Вдруг вся затрепетала, забилась, как пойманная рыба на крючке. Голова закинулась, и он почувствовал, что тело ее тяжелеет. Опустил ее на пол, нагнулся, поцеловал в губы и в этом поцелуе принял ее последний вздох.
В тот же день вечером, когда царица все еще лежала на ложе своем в спальне – все плакали над ней, кроме царя и Дио.
Я – сестра твоя, на земле тебя любившая, —
Никто не любил тебя больше, чем я! —
вспомнила Дио плач Изиды.
Царь взял ее за руку, отвел в сторону и сказал:
– Хорошо, что не плачешь…
Дио ничего не ответила и посмотрела на него пристально.
– Плакать не надо, – продолжал он с тихой, страшной улыбкой. – Так лучше…
– Лучше?
– Да, лучше. Теперь мы свободны. Пойдем к Нему вместе. Хочешь?
«Нет, не хочу!» – хотела крикнуть она, но опять посмотрела на него и вдруг поняла, что это не он говорит, и не ему ответила с такой же тихой, страшной улыбкой, как у него:
– Пойдем!
– Я узник, а ты тюремщик, так что ли, Рамоз?
– Нет, государь, не так. Ты мой царь, а я твой раб… Что ты смеешься?
– «Нечего плакать над прокисшим молоком», – как говорит Айя. Дело сделано, птичка попалась. Часовые – у всех дверей, падают ниц, а пройти не дают – копья скрещены. Это и значит: ты – мой раб?
– Стража тебя, государь, охраняет. Сам знаешь, всюду шныряют наемные убийцы, Тутины посланцы. Нож Изеркера, яд Мериры помнишь? Как же мне тебя не беречь?.. Опять смеешься?

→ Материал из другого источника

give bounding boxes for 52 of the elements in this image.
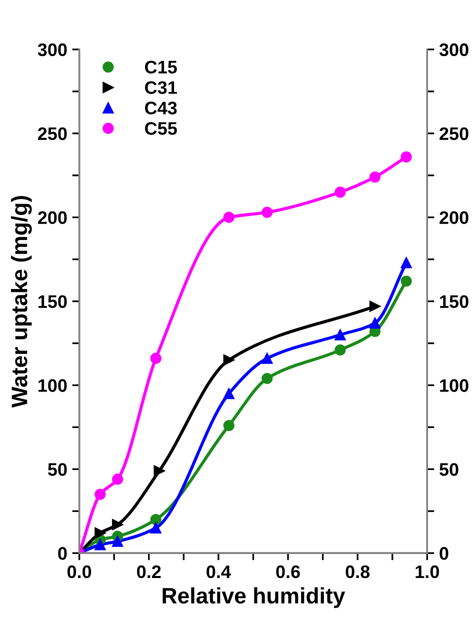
y2-tick-label: 200 [440,211,468,224]
point [112,536,124,547]
legend-label: C55 [145,122,177,135]
point [400,257,412,268]
y2-tick-label: 250 [440,127,468,140]
y-tick-label: 250 [38,127,67,140]
y2-tick-label: 150 [440,295,468,308]
point [94,539,106,550]
point [150,522,162,534]
y2-tick-label: 0 [440,547,448,560]
y-tick-label: 100 [38,379,67,392]
point [150,514,162,526]
y-tick-label: 0 [58,547,67,560]
point [334,344,346,356]
point [94,488,106,500]
x-tick-label: 0.4 [206,565,231,578]
point [223,212,234,223]
x-tick-label: 1.0 [416,565,439,578]
point [334,186,346,198]
point [400,151,412,162]
y2-tick-label: 100 [440,379,468,392]
legend-label: C31 [145,81,177,94]
point [262,206,273,218]
point [369,318,381,329]
point [223,354,234,366]
point [334,329,346,340]
point [400,276,412,287]
y-tick-label: 200 [38,211,67,224]
y2-tick-label: 300 [439,43,468,56]
point [112,474,124,485]
point [262,372,273,384]
x-tick-label: 0.6 [276,565,300,578]
point [223,420,234,432]
point [369,171,381,183]
y2-tick-label: 50 [440,463,458,476]
x-tick-label: 0.0 [67,565,92,578]
x-axis-title: Relative humidity [162,587,346,608]
point [223,388,234,400]
point [94,527,106,539]
x-tick-label: 0.2 [137,565,161,578]
point [150,352,162,364]
y-tick-label: 300 [38,43,67,56]
legend-label: C43 [145,102,177,114]
y-tick-label: 150 [38,295,67,308]
x-tick-label: 0.8 [346,565,370,578]
point [112,519,124,530]
point [154,465,165,476]
y-axis-title: Water uptake (mg/g) [11,196,32,408]
point [262,352,273,364]
point [369,300,381,312]
y-tick-label: 50 [48,463,67,476]
legend-label: C15 [145,60,177,74]
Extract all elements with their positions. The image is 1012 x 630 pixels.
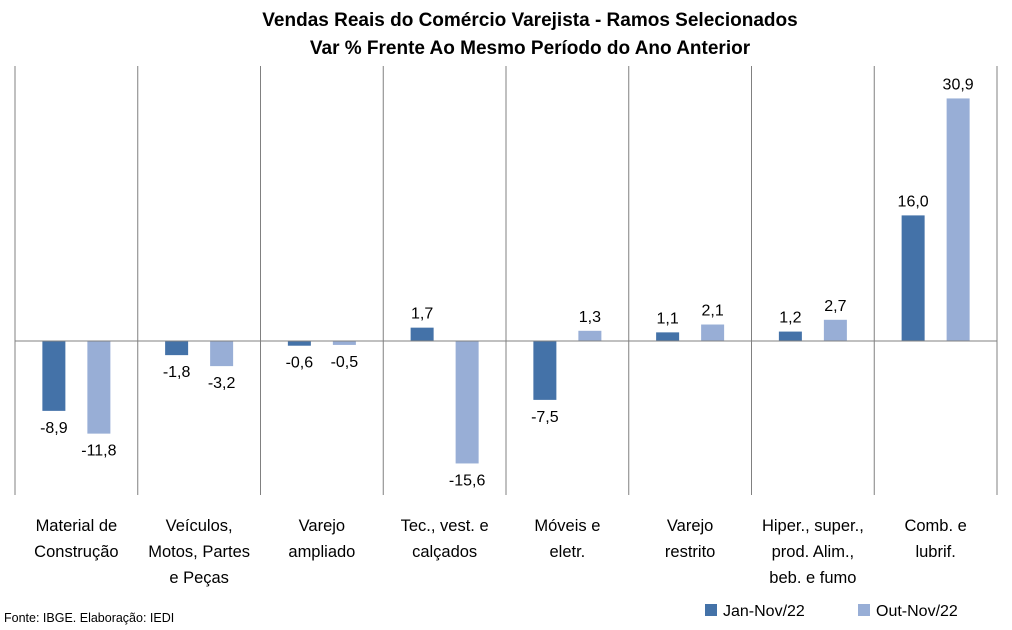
bar-out-nov [87,341,111,434]
bar-out-nov [946,98,970,341]
category-label: Tec., vest. e [401,517,489,535]
data-label: 1,1 [657,310,679,327]
data-label: -15,6 [449,472,486,489]
category-label: beb. e fumo [769,569,856,587]
data-label: 30,9 [943,76,974,93]
data-label: -11,8 [81,443,116,460]
legend: Jan-Nov/22 Out-Nov/22 [705,603,958,620]
bar-jan-nov [901,215,925,341]
bar-out-nov [210,341,234,367]
bar-jan-nov [287,341,311,346]
bar-jan-nov [778,331,802,341]
bar-jan-nov [656,332,680,341]
bar-jan-nov [165,341,189,356]
data-label: 16,0 [898,193,929,210]
bar-out-nov [455,341,479,464]
category-label: Móveis e [534,517,600,535]
plot-area: -8,9 -11,8 Material de Construção -1,8 -3,2 Ve… [14,66,998,587]
chart-subtitle: Var % Frente Ao Mesmo Período do Ano Ant… [310,38,751,59]
category-label: lubrif. [915,543,955,561]
category-label: Motos, Partes [148,543,250,561]
data-label: -3,2 [208,375,236,392]
data-label: -8,9 [40,420,68,437]
bar-jan-nov [533,341,557,400]
legend-swatch [858,604,870,616]
legend-label: Jan-Nov/22 [723,603,805,620]
data-label: 1,7 [411,306,433,323]
category-label: Varejo [667,517,713,535]
bar-jan-nov [42,341,66,411]
data-label: 2,7 [824,298,846,315]
category-label: Hiper., super., [762,517,864,535]
data-label: -0,5 [331,354,359,371]
data-label: -1,8 [163,364,191,381]
category-label: e Peças [169,569,229,587]
category-label: Construção [34,543,118,561]
bar-out-nov [578,330,602,341]
data-label: -0,6 [286,355,314,372]
data-label: -7,5 [531,409,559,426]
bar-jan-nov [410,327,434,341]
legend-swatch [705,604,717,616]
legend-label: Out-Nov/22 [876,603,958,620]
category-label: restrito [665,543,715,561]
bar-out-nov [823,319,847,341]
category-label: calçados [412,543,477,561]
source-note: Fonte: IBGE. Elaboração: IEDI [4,611,174,625]
category-label: prod. Alim., [772,543,855,561]
category-label: eletr. [549,543,585,561]
data-label: 2,1 [702,303,724,320]
category-label: Material de [36,517,118,535]
data-label: 1,3 [579,309,601,326]
category-label: ampliado [288,543,355,561]
bar-out-nov [332,341,356,345]
chart-title: Vendas Reais do Comércio Varejista - Ram… [262,10,797,31]
category-label: Varejo [299,517,345,535]
bar-out-nov [701,324,725,341]
data-label: 1,2 [779,310,801,327]
category-label: Comb. e [904,517,966,535]
category-label: Veículos, [166,517,233,535]
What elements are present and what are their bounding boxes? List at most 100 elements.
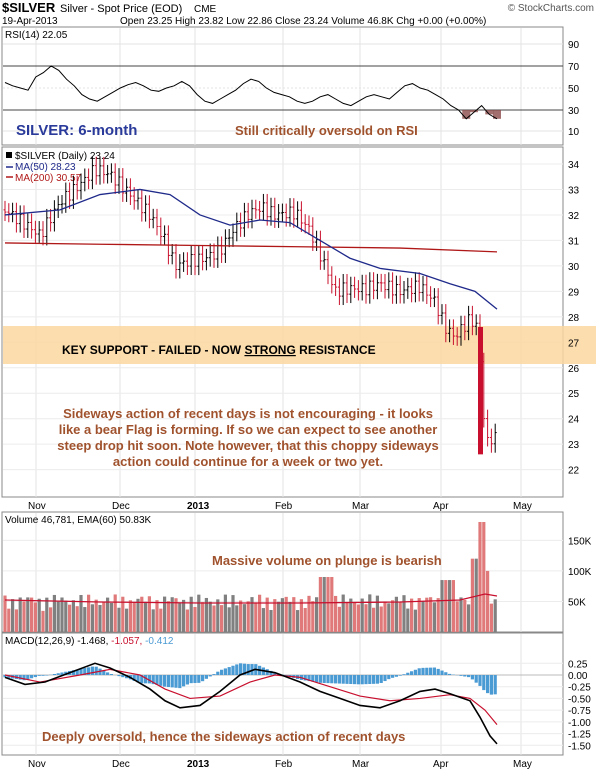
macd-histogram-bar [372,675,376,684]
macd-tick: -0.50 [568,694,591,705]
volume-bar [440,580,444,632]
macd-histogram-bar [489,675,493,695]
macd-histogram-bar [311,675,315,682]
macd-histogram-bar [147,675,151,684]
volume-bar [482,522,486,632]
volume-bar [284,596,288,632]
macd-histogram-bar [303,675,307,681]
volume-bar [467,604,471,632]
volume-bar [258,594,262,632]
macd-histogram-bar [132,675,136,681]
macd-histogram-bar [470,675,474,680]
volume-bar [223,594,227,632]
volume-bar [83,607,87,632]
support-label: KEY SUPPORT - FAILED - NOW STRONG RESIST… [62,343,376,357]
legend-ma200: MA(200) 30.57 [15,173,82,184]
macd-histogram-bar [223,668,227,675]
macd-histogram-bar [337,675,341,684]
volume-bar [432,602,436,632]
volume-bar [448,580,452,632]
macd-histogram-bar [136,675,140,683]
macd-tick: -0.75 [568,706,591,717]
macd-histogram-bar [166,675,170,688]
macd-histogram-bar [410,671,414,675]
volume-bar [197,594,201,632]
macd-histogram-bar [444,672,448,675]
macd-histogram-bar [231,665,235,675]
volume-bar [246,601,250,632]
macd-histogram-bar [360,675,364,685]
macd-histogram-bar [94,666,98,675]
volume-bar [64,600,68,632]
volume-bar [288,601,292,632]
x-axis-label: 2013 [187,759,210,770]
volume-bar [68,604,72,632]
macd-histogram-bar [364,675,368,685]
price-tick: 29 [568,287,580,298]
volume-bar [22,601,26,632]
volume-bar [128,600,132,632]
volume-bar [71,600,75,632]
volume-bar [163,596,167,632]
price-tick: 22 [568,466,580,477]
macd-histogram-bar [417,668,421,675]
price-panel: KEY SUPPORT - FAILED - NOW STRONG RESIST… [3,151,596,469]
rsi-tick: 10 [568,127,580,138]
price-tick: 25 [568,389,580,400]
ohlc-stats: Open 23.25 High 23.82 Low 22.86 Close 23… [120,16,486,27]
macd-histogram-bar [159,675,163,686]
price-tick: 28 [568,313,580,324]
volume-bar [280,598,284,632]
macd-histogram-bar [140,675,144,684]
volume-ema-line [4,593,498,604]
volume-bar [265,597,269,632]
macd-histogram-bar [193,675,197,684]
volume-bar [489,603,493,632]
rsi-tick: 50 [568,84,580,95]
macd-histogram-bar [440,670,444,675]
volume-bar [455,601,459,632]
price-tick: 31 [568,236,580,247]
volume-bar [87,594,91,632]
macd-histogram-bar [394,675,398,677]
volume-bar [79,595,83,632]
volume-bar [220,605,224,632]
macd-histogram-bar [102,670,106,675]
volume-bar [159,608,163,632]
x-axis-label: May [513,759,532,770]
macd-tick: 0.00 [568,671,588,682]
macd-histogram-bar [208,675,212,677]
macd-histogram-bar [239,663,243,675]
macd-tick: -1.00 [568,718,591,729]
volume-bar [242,604,246,632]
macd-histogram-bar [486,675,490,694]
volume-bar [151,609,155,632]
volume-bar [231,595,235,632]
volume-bar [277,601,281,632]
x-axis-label: 2013 [187,501,210,512]
macd-histogram-bar [212,674,216,675]
volume-bar [90,604,94,632]
volume-bar [463,599,467,632]
exchange-label: CME [194,4,217,15]
price-plunge-bar [478,327,483,455]
rsi-oversold-fill [462,110,471,119]
volume-bar [410,598,414,632]
macd-histogram-bar [117,675,121,677]
macd-histogram-bar [33,675,37,678]
volume-bar [33,602,37,632]
volume-bar [379,606,383,632]
volume-bar [360,598,364,632]
x-axis-label: Apr [433,759,449,770]
macd-histogram-bar [391,675,395,678]
volume-bar [315,597,319,632]
macd-histogram-bar [284,675,288,676]
macd-histogram-bar [204,675,208,679]
volume-bar [330,577,334,632]
volume-bar [132,602,136,632]
volume-bar [341,594,345,632]
macd-histogram-bar [235,664,239,675]
macd-histogram-bar [493,675,497,695]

– Друг мой, прости! Ты лгать не мастер: лгущий Рамоз – гиппопотам, ловящий блоху. Не от убийц ты меня бережешь, а от меня самого. Полно же лгать, скажи, чего ты от меня хочешь?
– Сколько раз говорил, Уаэнра: ты царь – будь же царем…
– Нет, уже не царь: я от престола отрекся.
– Царь не может отречься, не имея наследника. А Заакера скончался…
– Да, брат мой милый! Как он умер, скажи.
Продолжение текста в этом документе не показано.